那霧流交錯變化,毫無規律可言,奔騰間如同風吹雲海。

不知為何,霍去病觀霧流而莫名的想起一句兵家名言:兵無常勢,水無常形,能因敵變化而取勝者,謂之戰神!

這是孫子兵法裡對戰神的描述,意思是戰無不勝者,要懂得兵家變化之道,妥善利用。

隨著霧氣翻騰,緩緩露出了其背後的真容!

霍去病的元神依託玄武,看清霧氣深處的情景後,震撼驟然而生。

上次修行騰蛇元神,也進入過一次井內,但時間太短了,遠不如玄武進來,看的這麼清晰。

那井內的霧氣滾動,在霧海邊緣,佇立著一座‘神山’,高聳壯觀到無法想象的地步。

霍去病寄託元神的玄武,就像一條魚,而霧氣如海。

在海洋盡頭,神山拔地而起,高的不見邊際。

神山之上,浮現出萬千光斑,宛如千軍萬馬在對壘列陣,變化無窮,又像是星空般璀璨綺麗。

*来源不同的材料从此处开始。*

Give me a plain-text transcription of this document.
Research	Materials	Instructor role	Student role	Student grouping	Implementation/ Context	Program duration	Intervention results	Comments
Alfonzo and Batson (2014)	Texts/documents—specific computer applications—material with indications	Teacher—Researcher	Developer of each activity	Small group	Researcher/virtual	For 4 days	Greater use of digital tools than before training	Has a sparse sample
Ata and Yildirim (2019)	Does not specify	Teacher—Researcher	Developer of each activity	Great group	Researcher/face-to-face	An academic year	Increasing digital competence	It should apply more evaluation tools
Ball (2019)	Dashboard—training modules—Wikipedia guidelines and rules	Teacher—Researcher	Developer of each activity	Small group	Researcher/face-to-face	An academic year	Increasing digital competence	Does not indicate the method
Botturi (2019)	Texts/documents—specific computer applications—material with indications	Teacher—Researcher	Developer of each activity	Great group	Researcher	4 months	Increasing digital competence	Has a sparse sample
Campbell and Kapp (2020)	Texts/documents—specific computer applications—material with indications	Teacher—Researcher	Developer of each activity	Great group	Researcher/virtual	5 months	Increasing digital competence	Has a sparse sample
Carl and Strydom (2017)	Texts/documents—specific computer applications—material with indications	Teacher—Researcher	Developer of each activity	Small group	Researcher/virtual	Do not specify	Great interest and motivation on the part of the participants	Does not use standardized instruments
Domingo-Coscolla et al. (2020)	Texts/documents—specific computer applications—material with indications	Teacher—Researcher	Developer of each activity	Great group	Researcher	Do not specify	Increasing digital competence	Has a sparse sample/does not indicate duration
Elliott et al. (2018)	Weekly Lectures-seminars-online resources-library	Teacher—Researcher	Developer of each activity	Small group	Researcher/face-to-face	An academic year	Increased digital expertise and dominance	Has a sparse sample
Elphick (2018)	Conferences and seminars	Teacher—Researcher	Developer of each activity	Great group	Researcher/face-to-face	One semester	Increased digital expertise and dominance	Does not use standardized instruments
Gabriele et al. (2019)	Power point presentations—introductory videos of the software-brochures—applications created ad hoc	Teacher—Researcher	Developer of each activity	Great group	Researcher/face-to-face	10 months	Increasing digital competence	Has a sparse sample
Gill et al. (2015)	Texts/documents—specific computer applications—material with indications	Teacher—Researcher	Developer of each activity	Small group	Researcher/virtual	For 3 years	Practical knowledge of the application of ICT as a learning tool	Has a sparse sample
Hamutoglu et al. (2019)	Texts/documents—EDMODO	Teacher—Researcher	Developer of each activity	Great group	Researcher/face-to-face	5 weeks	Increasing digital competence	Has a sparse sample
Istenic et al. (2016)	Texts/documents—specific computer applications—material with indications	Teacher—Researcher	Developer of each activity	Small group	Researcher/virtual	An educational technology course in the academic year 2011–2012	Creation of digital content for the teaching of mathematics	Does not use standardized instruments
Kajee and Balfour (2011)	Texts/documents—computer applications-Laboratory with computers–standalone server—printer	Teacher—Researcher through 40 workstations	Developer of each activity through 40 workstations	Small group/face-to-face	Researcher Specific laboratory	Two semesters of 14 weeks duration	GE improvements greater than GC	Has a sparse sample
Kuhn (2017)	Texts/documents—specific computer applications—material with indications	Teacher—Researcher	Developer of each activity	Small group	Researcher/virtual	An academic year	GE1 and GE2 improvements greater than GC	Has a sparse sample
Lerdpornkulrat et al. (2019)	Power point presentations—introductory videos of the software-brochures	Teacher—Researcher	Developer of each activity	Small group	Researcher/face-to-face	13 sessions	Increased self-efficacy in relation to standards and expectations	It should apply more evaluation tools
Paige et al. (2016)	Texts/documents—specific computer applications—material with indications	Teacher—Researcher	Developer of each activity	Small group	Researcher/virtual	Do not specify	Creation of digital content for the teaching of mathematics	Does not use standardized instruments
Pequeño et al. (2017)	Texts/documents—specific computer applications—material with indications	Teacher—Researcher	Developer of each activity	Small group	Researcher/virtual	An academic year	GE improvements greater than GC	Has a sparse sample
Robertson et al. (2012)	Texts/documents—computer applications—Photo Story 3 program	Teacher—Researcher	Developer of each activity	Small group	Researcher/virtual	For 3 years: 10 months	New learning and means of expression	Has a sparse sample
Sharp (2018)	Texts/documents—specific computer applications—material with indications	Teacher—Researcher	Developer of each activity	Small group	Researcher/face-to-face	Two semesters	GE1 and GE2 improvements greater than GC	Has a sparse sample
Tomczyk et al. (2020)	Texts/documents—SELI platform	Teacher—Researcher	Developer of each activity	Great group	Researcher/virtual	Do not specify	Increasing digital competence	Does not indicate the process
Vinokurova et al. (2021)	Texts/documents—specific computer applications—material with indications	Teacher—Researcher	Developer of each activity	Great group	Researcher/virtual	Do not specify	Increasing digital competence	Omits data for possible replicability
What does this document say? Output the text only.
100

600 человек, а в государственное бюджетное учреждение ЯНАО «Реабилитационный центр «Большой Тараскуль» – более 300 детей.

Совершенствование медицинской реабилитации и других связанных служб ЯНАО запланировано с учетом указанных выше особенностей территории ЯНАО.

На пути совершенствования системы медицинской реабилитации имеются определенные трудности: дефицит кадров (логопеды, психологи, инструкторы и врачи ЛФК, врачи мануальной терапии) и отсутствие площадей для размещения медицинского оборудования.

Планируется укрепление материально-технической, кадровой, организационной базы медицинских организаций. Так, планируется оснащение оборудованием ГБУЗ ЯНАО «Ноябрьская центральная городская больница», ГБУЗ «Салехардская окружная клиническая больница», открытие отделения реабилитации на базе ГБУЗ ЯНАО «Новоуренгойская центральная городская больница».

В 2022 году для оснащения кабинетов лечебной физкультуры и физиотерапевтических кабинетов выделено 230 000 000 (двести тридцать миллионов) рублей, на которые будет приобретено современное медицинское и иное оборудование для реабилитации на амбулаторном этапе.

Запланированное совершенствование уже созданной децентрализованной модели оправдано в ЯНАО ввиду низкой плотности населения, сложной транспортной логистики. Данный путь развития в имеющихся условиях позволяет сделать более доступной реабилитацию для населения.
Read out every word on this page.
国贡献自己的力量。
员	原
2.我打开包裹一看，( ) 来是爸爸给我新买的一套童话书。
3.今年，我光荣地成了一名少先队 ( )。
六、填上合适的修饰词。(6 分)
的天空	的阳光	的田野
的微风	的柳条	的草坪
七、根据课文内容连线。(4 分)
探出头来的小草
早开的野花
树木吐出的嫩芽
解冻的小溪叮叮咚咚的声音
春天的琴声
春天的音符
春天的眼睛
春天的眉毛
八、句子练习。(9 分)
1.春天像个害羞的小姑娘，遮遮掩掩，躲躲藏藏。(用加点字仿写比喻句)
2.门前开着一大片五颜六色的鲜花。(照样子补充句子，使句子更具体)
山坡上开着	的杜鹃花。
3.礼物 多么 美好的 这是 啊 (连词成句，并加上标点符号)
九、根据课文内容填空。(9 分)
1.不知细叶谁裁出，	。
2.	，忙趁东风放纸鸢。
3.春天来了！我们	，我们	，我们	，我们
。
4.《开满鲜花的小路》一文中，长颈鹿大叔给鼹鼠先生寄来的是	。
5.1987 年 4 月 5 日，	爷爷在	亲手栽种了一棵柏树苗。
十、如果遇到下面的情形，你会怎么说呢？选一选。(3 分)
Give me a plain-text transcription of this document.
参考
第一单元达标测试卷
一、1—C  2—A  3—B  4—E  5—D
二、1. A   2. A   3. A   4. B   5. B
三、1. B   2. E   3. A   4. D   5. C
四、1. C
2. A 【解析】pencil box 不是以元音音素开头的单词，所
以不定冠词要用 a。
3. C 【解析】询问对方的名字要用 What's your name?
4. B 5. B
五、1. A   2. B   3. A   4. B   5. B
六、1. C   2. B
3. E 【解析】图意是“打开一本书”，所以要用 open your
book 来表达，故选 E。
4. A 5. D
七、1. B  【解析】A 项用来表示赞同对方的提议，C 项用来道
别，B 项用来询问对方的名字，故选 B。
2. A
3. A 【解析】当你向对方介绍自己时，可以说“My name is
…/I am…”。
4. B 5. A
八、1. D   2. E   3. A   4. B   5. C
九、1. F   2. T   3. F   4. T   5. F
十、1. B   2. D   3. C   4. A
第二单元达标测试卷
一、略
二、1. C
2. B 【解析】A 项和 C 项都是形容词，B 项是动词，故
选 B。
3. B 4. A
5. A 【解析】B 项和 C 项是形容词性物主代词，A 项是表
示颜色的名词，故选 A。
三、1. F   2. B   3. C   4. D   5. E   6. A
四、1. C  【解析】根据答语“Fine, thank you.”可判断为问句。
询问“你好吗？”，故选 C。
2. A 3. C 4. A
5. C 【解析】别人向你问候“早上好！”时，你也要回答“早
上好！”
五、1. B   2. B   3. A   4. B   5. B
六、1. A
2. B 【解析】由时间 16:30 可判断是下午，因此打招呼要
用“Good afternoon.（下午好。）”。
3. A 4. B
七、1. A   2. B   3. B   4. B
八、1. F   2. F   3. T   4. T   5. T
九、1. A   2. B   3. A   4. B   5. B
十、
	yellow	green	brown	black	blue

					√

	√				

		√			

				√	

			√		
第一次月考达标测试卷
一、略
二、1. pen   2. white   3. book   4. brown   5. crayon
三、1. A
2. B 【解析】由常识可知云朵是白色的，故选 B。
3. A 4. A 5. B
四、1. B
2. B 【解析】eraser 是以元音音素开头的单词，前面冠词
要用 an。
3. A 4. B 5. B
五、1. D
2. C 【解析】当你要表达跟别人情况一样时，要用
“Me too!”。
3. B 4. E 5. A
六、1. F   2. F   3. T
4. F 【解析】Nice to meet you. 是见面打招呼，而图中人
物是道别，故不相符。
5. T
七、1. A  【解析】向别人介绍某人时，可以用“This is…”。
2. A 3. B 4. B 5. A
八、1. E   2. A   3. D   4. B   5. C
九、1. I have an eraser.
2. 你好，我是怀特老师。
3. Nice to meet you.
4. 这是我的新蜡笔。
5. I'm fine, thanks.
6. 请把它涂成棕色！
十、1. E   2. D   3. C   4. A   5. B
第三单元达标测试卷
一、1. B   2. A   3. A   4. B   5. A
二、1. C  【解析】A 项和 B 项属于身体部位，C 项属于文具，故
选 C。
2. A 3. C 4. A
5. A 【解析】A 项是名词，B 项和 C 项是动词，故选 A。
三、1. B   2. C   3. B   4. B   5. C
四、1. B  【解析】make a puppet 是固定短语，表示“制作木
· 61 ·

霍去病念頭急轉,這霧海邊緣的神山,難道是那口井的井壁?

從內部看,井壁高聳如神山?

霍去病終於看到了井內的一角真容,可惜時間依然很短暫,震撼人心的景象消失,霧氣閉合。

他寄託在玄武兵符上的意識,連同玄武一起,倒卷而回,脫離了古井。

書房裡,霍去病睜開眼,震撼感仍在。

識海內,玄武重新分化成龜蛇,兩者眉心的那縷丹氣,比之前明亮了一大截。

“楚有神龜,已三千歲矣!”

一種莫名的古音,在霍去病的意識裡迴響,是從本經衍生的兵符內傳出。

龜主收斂,對應龜息,長壽。

修行養志法靈龜,根本作用就是增加防禦和生命力。

本經陰符七術記載的方法上寫著,元神修行分七個不同階段。

第一階為顯化,即元神和騰蛇,靈龜相合,得以呈現出兩者的形態。

第二階段為神遊,以元神遨遊天地。

第三階段是縱橫,神通大顯。

此前騰蛇是神遊階段。

霍去病破入天人境後,養志法靈龜出現,直接便達到了第二階段,同樣是神遊。

而此時,他明顯感覺到兵符元神有所增長,對身畔空間,對窗外正滴落的雨滴,感知的更加清晰。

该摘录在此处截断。